La présidente du nouveau Parti chrétien-démocrate, Christine Boutin, évoque son jetage du gouvernement en termes peu amènes. L'ancien ministre du Logement se plaint d'avoir été maltraitée et se dit victime d'un délit de sale gueule . A-t-elle été écartée en raison de ses idées ?
En préliminaire, on doit se rappeler que la constitution d'un gouvernement est ce qu'il y a de plus imprévisible et de moins logique. C'est l'acte le plus politique qui soit, le plus politicien devrait-on dire, par conséquent le plus frustrant pour les exclus, les évincés, et les malchanceux de toute sorte. S'il y a un domaine où les droits acquis n'existent pas et où les promesses n'engagent que ceux qui les reçoivent, c'est bien celui-ci.
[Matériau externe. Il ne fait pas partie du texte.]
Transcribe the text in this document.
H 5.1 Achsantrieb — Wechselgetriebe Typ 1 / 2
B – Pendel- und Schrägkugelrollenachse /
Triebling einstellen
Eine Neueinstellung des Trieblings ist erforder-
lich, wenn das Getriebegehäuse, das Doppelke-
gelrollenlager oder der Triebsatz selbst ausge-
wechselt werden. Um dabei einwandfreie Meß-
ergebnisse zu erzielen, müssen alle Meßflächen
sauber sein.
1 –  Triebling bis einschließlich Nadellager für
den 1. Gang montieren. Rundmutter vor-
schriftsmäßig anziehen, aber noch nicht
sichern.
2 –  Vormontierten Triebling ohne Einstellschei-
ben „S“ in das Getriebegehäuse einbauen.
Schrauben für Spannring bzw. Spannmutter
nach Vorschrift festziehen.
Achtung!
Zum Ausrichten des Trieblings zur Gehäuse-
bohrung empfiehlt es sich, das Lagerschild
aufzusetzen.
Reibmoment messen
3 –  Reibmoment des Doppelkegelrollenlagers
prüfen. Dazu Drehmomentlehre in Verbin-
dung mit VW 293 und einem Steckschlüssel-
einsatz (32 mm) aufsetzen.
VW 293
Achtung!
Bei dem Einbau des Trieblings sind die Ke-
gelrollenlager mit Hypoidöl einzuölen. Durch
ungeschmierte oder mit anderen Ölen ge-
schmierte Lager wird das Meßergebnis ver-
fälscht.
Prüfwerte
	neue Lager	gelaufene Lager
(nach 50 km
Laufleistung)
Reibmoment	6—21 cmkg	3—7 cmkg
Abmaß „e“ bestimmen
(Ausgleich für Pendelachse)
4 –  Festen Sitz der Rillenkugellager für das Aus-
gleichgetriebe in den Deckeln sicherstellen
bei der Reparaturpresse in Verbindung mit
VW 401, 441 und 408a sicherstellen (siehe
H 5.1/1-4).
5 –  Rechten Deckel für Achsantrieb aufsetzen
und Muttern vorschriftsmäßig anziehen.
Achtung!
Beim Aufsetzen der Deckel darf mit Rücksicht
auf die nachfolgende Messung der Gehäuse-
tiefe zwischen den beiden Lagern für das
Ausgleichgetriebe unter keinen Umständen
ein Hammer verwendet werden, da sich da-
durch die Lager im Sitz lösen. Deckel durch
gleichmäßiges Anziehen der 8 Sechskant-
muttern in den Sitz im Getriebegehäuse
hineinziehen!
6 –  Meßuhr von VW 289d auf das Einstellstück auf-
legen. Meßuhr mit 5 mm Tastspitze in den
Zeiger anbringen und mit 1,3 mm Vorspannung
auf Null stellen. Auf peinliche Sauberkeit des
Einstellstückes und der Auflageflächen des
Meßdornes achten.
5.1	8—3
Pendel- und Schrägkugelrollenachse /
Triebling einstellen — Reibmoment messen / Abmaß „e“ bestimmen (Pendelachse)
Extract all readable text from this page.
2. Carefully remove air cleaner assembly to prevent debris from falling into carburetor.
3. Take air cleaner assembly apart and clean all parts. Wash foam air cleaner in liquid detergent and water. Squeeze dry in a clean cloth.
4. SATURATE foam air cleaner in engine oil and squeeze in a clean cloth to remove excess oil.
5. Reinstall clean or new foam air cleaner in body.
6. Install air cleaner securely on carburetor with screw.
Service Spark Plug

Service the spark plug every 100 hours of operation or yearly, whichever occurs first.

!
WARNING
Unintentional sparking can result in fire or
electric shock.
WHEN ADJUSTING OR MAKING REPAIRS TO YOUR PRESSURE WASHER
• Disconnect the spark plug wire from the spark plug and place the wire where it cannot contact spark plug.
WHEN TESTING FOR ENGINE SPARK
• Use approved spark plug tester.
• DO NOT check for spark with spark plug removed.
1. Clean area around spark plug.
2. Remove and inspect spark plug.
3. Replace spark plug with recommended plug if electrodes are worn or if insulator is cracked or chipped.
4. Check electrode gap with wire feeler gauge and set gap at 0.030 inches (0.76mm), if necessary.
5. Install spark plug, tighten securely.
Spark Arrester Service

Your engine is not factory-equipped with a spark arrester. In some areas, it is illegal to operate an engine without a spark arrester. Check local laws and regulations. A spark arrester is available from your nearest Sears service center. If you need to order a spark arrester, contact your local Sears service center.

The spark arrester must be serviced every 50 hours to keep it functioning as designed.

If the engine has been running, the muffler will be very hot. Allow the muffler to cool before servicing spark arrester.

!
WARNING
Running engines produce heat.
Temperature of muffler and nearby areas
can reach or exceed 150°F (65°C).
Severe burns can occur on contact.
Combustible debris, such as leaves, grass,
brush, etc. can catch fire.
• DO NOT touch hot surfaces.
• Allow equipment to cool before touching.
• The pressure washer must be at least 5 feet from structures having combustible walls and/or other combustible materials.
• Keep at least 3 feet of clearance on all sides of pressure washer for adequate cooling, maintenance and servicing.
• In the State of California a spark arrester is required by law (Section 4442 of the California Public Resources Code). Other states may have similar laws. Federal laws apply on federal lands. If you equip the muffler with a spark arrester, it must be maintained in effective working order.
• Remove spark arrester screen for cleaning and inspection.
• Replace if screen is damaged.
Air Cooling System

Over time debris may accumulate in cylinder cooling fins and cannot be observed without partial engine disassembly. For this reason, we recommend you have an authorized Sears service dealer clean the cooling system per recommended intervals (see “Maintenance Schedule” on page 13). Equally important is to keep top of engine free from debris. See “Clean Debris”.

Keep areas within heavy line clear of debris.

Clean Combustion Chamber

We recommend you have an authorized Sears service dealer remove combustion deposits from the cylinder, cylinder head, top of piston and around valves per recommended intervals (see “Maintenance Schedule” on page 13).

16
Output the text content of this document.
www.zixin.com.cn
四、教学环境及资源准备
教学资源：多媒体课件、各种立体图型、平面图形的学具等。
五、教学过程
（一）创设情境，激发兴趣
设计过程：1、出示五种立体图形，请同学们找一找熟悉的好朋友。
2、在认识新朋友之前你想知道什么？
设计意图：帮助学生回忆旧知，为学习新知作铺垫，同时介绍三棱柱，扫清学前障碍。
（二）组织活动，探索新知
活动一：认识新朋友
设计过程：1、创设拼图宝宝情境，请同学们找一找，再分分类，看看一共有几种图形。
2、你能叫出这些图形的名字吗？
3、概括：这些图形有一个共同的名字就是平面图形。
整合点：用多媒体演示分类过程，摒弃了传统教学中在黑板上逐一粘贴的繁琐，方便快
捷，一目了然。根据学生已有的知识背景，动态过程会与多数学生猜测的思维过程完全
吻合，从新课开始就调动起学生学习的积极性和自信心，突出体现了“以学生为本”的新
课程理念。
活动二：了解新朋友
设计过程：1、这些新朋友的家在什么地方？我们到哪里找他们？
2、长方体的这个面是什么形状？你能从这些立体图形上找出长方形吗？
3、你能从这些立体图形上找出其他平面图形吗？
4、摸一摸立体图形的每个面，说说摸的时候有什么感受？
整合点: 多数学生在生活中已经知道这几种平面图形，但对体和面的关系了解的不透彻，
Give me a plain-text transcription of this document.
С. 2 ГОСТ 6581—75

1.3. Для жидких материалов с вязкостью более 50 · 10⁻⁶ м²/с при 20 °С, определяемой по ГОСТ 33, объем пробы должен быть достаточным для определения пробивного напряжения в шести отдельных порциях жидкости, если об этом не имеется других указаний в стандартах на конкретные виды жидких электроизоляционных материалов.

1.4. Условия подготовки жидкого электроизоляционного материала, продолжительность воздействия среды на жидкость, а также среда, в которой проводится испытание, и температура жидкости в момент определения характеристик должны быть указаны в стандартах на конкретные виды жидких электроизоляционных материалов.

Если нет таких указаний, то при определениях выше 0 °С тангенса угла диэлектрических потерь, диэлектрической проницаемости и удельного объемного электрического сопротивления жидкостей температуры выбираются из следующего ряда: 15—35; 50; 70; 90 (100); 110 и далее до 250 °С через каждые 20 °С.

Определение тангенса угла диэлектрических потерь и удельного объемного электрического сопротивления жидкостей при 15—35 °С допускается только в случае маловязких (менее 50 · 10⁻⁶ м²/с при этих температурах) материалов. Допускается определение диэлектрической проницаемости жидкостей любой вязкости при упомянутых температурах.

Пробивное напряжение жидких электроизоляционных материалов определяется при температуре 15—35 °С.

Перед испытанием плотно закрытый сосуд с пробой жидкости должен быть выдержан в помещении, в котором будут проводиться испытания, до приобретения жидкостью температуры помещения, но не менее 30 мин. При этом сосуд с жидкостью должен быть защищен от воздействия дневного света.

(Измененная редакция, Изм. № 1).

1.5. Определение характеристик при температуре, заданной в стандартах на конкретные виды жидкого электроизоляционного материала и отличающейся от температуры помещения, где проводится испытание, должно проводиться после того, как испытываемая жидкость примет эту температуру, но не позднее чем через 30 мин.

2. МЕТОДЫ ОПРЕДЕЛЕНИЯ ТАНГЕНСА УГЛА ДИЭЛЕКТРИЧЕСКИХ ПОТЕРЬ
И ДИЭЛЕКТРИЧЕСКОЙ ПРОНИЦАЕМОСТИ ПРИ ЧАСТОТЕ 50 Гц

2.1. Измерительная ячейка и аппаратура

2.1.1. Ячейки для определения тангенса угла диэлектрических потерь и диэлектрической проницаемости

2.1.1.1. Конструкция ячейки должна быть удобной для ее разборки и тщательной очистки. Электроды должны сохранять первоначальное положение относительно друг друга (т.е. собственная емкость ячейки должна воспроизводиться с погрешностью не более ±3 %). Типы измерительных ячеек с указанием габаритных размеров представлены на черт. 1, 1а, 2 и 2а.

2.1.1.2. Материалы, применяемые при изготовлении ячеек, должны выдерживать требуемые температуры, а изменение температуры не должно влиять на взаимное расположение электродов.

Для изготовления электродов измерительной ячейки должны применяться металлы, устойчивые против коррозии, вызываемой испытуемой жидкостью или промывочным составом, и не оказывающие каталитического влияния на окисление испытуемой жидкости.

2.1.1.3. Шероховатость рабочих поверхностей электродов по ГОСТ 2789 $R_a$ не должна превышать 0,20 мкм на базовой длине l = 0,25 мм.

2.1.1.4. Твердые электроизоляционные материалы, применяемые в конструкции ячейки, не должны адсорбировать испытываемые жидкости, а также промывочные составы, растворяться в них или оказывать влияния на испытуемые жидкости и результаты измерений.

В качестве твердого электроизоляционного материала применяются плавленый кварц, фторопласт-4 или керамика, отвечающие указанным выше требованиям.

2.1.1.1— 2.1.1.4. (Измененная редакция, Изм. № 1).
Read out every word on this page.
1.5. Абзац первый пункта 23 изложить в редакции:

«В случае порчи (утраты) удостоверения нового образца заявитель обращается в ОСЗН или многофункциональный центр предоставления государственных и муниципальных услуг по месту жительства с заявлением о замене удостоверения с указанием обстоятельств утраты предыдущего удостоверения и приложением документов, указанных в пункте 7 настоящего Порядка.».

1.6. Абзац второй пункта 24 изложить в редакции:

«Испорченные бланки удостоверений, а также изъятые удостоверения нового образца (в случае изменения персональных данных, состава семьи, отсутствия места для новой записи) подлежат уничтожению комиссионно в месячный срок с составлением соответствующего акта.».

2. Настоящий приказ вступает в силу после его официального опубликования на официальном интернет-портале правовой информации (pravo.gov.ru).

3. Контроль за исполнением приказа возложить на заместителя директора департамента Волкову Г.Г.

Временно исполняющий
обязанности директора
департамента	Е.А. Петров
Deuxièmement, l'actuel équilibre des pouvoirs au sein de l'exécutif est tel que cet exercice est totalement dans les mains du président de la République, plus encore après les résultats des élections européennes. Il est notoire que François Fillon n'a contribué que marginalement à la constitution de ses gouvernements successifs, ayant surtout joué le rôle ingrat qui consiste, éventuellement, à déblayer le terrain préalable, plus sûrement à faire avaler les pilules présidentielles par ceux avec qui il entretient de meilleurs rapports. S'en prendre à lui pour épargner le chef de l'État n'est pas raisonnable.
Enfin, bien que Christine Boutin se soit bien tirée d'un ministère politiquement exposé à l'agitation politique récurrente (chaque hiver comporte un nouveau risque de dérapage qu'elle a su gérer avec doigté), elle paie probablement plusieurs ardoises. Peut-être des dysfonctionnements internes. Sans doute l'institution du droit au logement opposable (la loi du 5 mars 2007, dite DALO) dont elle est à l'origine mais qui, à l'expérience et une fois qu'on a quitté l'euphorie démagogique pour entrer dans le concret, s'avère politiquement scabreux et débouche sur un imbroglio juridico-administratif, notamment avec les collectivités locales, dont les prochains gouvernements n'ont pas fini de souffrir.
Plus certainement, mais cette circonstance est à son honneur, on lui reproche ses prises de position récentes contre plusieurs projets chers au Président (statut du beau-parent, mères porteuses, travail du dimanche).
On est en droit de penser que cette dernière raison a pesé lourd, d'autant plus que les faits sont récents et que Christine Boutin n'a pas eu le temps de les faire oublier ou de les compenser par d'autres actions. Or la solidarité gouvernementale, fût-elle de façade, est un principe-clé de fonctionnement de tout gouvernement. À cet égard, l'élue des Yvelines n'a pas les liens historiques ou personnels avec le président de la République qui lui eussent permis de prendre des libertés. Celui-ci n'a certainement pas apprécié d'avoir été bloqué de façon aussi visible politiquement sur des propositions symboliques : il l'a d'ailleurs fait savoir publiquement à l'époque. Pas plus qu'il n'a pardonné à Roger Karoutchi, malgré son "coming out" de sauvetage électoral, les plantages parlementaires récents que le ministre chargé des Relations avec le Parlement avait précisément pour mission de parer.
Poids politique
Même si l'amertume de Christine Boutin est compréhensible, il est toujours mal perçu de se lamenter sur sa propre éviction. On se souvient des femmes nommées dans le premier gouvernement Juppé, qu'on a appelé les juppettes , évincées en 1995, et dont rares sont celles qui ont survécu politiquement.
La question de fond est celle du poids politique de Christine Boutin. Le gouvernement remanié vise davantage à renforcer l'efficacité du dispositif et à maintenir la pression sur la gauche, qu'à soigner l'équilibre des courants politiques au sein de la majorité présidentielle. Certains ont cru que l'ouverture de Nicolas Sarkozy et son approche positive du fait religieux ouvraient un espace aux porte-drapeaux de telle ou telle tendance. Christine Boutin a volontiers campé un rôle dans cette perspective. Or les catholiques français ne fonctionnent pas sur le registre partisan : même unis sur l'essentiel, ils ne s'enferment jamais dans un seul parti ni autour d'une seule personnalité, ce qui est la sagesse même. Le nombre de parlementaires indépendants qui partagent leurs convictions en témoigne.
Sans doute une part des Français, catholiques ou non, ne restera pas insensible à l'éviction de la présidente du Parti chrétien-démocrate. Mais cette part est probablement insuffisante et trop peu homogène pour que celle-ci s'attribue le poids politique de cet électorat, que nul n'a jamais pu fédérer.